In this example, we're creating a helpful assistant that provides clear, concise answers. You can customize this to create agents for specific purposes:
- A coding tutor: "You are a patient programming instructor..."
- A data analyst: "You are a data science expert who explains findings clearly..."
- A creative writer: "You are a creative writing assistant with a playful style..."
Pro tip: The system prompt is one of the most powerful ways to control agent behavior. Small changes can lead to very different outputs!
agent = create_agent(
model=model,
system_prompt="You are a helpful AI assistant that provides clear and concise answers."
)
Test Agent¶
Let's test our agent! When you call the agent with a question, here's what happens behind the scenes:
- Your question is sent to the language model along with the system prompt
- The model processes both the system prompt (defining the agent's role) and your question
- The model generates a response based on its training and the context provided
- The response is returned to you
Try running the cell below. Notice how the agent:
- Provides a clear, structured answer
- Uses the style defined in the system prompt ("clear and concise")
- Can handle complex topics and break them down
Try modifying the question to see how the agent adapts to different types of queries. You can ask about:
- Technical concepts
- General knowledge
- Problem-solving scenarios
What's happening? The agent doesn't have any tools yet—it's just using the language model's knowledge. In the next tutorial, we'll add tools that let the agent perform actions beyond just generating text.
response = agent.invoke({"messages": [HumanMessage("What is machine learning?")]})

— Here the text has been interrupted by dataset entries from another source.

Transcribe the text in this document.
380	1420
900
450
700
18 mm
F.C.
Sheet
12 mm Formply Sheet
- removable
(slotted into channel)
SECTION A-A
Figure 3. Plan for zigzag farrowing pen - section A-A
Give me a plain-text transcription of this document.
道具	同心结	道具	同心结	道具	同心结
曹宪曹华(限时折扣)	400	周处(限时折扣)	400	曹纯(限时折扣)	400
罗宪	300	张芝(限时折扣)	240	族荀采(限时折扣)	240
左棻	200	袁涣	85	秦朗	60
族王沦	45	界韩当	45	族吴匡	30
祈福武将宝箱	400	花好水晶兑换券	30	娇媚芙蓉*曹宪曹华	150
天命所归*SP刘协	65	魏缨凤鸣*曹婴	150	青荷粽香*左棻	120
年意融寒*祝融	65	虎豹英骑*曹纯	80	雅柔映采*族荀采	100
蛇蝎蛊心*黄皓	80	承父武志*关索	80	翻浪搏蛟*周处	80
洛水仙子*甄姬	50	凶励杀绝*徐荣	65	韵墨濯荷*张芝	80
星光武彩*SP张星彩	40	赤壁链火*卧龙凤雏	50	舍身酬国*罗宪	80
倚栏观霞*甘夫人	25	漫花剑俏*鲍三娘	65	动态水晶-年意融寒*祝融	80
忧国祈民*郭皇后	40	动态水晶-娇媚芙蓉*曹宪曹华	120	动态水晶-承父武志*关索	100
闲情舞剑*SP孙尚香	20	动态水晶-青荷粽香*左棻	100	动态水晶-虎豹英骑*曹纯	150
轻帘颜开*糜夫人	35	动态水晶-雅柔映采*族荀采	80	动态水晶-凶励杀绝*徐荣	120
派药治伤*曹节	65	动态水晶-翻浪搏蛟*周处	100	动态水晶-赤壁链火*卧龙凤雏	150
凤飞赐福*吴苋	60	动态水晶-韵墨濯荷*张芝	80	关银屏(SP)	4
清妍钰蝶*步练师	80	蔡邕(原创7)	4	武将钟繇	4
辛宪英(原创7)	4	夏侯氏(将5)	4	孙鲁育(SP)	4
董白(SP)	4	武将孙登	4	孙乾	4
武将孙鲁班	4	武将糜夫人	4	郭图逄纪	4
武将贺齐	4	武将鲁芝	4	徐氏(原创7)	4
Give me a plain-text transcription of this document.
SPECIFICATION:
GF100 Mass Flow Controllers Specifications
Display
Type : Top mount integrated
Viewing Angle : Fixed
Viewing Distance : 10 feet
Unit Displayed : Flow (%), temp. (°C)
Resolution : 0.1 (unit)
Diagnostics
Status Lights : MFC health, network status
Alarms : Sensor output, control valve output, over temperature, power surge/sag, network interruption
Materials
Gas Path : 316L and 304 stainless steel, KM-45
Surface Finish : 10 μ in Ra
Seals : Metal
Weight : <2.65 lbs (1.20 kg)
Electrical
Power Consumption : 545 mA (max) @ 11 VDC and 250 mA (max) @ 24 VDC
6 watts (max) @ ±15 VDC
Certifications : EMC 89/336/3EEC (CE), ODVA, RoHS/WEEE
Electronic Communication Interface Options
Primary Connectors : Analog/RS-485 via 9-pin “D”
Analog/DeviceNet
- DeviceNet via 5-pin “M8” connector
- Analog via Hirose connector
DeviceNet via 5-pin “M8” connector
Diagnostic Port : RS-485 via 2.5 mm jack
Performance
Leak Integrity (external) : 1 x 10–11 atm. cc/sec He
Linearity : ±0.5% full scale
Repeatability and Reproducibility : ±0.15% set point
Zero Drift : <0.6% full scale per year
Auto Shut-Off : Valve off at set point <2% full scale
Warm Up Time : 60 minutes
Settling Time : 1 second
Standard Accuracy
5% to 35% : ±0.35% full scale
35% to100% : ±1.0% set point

print(response["messages"][-1].content)
What You've Learned¶
Congratulations! You've created your first AI agent. Here's what we covered:
✅ What agents are - Systems that perceive, reason, and act
✅ How to set up - Connecting to language models via OpenRouter
✅ How to create an agent - Using the create_agent function with a model and system prompt
✅ How to test - Interacting with your agent and getting responses
Key Takeaways¶
- System prompts matter - They define your agent's personality and behavior
- Agents are flexible - The same agent can handle different types of questions
- Foundation is important - Understanding these basics prepares you for more advanced features
Next Steps¶
Now that you have a working agent, you're ready to:
- Add tools (Tutorial 02) - Give your agent the ability to perform actions like calculations, API calls, or data processing
- Create multi-agent systems (Tutorial 03) - Combine specialized agents that work together
- Manage resources (Tutorial 04) - Track token usage and costs
Experiment¶
Try modifying the system prompt to see how it changes the agent's behavior:
- Make it more formal or casual
- Change the role (e.g., "You are a technical expert..." vs "You are a friendly teacher...")
- Add specific instructions about format or style
The more you experiment, the better you'll understand how to craft effective agents!